King Quinnault cradled her against his chest, rubbing her back helplessly.
Bessel mimicked the motion with the little princess. He’d had enough practice taking care of his younger siblings back home.
“Does he have the plague?” Bessel insisted, still tending the baby. The plague kills the old, the young, and pregnant women first, his aunt had said. He had to get Myrilandel and the princess away from here.
“No, he does not have the plague,” Queen Maarie Kaathliin said, entering the room. Shorter than anyone else by at least a head, she still radiated authority and commanded respect simply by being there.

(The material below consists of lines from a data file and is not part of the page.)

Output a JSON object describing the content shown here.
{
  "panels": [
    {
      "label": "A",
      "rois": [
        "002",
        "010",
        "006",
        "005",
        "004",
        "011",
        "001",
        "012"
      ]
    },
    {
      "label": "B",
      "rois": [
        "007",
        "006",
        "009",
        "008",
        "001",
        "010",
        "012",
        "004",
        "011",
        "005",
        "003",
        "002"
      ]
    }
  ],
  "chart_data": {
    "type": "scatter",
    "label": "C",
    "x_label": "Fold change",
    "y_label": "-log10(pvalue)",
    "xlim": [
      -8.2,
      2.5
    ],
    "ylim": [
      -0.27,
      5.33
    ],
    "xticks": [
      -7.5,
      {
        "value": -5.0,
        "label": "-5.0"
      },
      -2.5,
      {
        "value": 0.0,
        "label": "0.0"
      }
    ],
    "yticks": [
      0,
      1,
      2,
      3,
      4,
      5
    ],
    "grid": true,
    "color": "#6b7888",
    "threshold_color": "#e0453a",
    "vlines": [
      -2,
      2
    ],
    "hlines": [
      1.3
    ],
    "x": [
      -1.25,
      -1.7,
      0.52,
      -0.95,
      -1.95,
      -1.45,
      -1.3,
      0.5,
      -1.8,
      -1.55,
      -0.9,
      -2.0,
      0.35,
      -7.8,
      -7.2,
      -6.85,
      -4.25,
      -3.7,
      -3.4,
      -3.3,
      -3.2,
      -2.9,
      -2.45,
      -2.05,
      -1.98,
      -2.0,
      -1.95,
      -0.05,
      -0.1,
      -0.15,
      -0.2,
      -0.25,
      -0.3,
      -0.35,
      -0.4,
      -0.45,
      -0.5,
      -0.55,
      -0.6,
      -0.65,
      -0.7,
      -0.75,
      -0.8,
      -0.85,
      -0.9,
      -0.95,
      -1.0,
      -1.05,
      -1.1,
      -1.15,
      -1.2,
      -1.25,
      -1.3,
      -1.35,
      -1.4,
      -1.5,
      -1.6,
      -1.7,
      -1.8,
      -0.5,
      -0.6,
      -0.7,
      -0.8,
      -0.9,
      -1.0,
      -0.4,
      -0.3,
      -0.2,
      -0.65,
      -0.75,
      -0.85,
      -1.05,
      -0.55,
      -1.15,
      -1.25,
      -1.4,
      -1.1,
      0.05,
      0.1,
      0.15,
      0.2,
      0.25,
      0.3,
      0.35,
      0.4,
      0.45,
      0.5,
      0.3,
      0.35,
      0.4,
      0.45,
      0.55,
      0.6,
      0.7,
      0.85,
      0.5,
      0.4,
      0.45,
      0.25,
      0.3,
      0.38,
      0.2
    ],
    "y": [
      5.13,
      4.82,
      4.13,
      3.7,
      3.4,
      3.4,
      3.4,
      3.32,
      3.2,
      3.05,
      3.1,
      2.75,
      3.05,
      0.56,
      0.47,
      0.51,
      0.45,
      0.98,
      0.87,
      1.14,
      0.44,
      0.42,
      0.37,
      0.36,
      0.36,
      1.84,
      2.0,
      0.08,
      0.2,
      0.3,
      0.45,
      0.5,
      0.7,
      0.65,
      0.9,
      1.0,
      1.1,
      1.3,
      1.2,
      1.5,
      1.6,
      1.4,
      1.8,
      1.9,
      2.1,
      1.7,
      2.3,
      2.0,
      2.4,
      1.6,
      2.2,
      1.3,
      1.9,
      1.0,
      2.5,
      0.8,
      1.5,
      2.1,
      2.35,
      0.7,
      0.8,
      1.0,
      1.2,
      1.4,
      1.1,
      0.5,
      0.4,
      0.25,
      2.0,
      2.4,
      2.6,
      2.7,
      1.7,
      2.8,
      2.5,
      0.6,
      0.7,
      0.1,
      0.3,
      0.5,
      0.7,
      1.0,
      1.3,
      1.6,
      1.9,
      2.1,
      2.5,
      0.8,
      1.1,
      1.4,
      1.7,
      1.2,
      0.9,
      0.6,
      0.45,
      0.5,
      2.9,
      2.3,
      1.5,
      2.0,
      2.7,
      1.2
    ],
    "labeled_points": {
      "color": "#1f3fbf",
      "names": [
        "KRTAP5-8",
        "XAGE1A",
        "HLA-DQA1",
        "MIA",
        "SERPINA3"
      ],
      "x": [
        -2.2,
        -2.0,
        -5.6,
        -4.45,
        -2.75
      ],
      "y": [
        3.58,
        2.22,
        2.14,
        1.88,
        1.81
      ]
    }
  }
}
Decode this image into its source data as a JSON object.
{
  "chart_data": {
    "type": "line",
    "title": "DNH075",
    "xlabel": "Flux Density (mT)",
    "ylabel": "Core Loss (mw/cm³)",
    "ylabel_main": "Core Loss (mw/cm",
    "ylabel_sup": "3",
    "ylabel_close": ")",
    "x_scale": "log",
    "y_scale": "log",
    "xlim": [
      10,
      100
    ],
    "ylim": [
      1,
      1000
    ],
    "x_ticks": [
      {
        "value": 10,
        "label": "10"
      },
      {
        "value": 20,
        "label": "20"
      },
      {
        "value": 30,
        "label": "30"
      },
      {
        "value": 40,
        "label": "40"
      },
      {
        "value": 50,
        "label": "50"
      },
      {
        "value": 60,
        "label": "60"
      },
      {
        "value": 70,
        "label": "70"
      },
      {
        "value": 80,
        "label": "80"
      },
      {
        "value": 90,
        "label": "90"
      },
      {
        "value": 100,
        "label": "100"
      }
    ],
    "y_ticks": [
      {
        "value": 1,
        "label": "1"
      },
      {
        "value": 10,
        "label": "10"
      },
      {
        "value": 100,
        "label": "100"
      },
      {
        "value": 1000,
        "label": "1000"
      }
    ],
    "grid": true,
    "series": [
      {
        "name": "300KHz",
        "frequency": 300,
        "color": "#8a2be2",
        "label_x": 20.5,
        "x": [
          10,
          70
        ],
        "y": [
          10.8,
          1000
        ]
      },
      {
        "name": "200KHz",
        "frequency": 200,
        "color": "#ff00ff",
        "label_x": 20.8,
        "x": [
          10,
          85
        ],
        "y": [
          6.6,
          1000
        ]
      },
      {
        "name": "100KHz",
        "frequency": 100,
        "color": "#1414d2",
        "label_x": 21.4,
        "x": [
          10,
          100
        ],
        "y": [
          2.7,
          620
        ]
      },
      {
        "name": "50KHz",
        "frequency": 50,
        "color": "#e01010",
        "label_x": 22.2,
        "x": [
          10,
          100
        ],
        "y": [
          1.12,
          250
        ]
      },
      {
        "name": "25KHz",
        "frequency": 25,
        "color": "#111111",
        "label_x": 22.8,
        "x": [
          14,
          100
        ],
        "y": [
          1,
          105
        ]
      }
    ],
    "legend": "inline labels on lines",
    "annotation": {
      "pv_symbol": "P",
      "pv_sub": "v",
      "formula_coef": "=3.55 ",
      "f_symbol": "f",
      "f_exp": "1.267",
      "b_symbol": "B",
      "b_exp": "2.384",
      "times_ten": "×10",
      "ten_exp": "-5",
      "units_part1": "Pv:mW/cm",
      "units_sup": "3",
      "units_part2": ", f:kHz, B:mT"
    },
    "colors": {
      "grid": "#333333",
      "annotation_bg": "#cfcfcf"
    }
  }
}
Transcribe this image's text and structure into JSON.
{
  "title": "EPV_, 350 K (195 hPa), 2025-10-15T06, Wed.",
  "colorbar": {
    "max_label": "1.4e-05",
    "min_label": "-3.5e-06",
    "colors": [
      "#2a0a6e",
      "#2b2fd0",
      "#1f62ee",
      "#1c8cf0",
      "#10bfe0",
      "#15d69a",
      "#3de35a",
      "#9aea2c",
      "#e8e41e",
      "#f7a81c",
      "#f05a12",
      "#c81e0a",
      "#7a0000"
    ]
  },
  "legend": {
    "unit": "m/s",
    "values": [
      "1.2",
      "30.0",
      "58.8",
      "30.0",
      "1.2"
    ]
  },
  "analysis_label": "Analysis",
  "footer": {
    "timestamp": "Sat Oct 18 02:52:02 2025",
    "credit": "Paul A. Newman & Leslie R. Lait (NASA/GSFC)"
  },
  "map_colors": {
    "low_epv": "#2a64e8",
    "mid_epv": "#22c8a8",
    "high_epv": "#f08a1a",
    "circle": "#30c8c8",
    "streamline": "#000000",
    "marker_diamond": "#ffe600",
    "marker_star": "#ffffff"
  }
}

“Are you certain?” King Quinnault asked. Even he, the most powerful man in the land deferred to her.
“Yes, I am certain. The Tambootie smoke would have killed the virus if our brief exposure had infected him.”
“His skin is waxy and blue like the dragon dream Powwell shared with me,” Bessel argued, desperately needing reassurance and not daring to hope for it. “His breathing is ragged just like my mother’s was before she died.”
“Your mother had the plague?” King Quinnault swung Bessel around, shaking his shoulders as if he had to force the information from him. “Where? When?” Why wasn’t I told!”
“Master Scarface said that only the privations of a long winter and the aftermath of so many generations of war ravaged Lord Balthazaan’s province, especially the mining villages where they grow very little of their own food. But I remembered the smell. Powwell shared the smell with me telepathically when he shared the dragon dream.”
“Stargods, the plague is here for certain, not just a ‘perhaps’ pushed aside for other concerns. How? When?” Quinnault paced the reception hall. He clenched his hands behind his back and hunched his shoulders. With the afternoon sun pouring through the open doorway, he was outlined in red-gold light like the silhouette of a young dragon.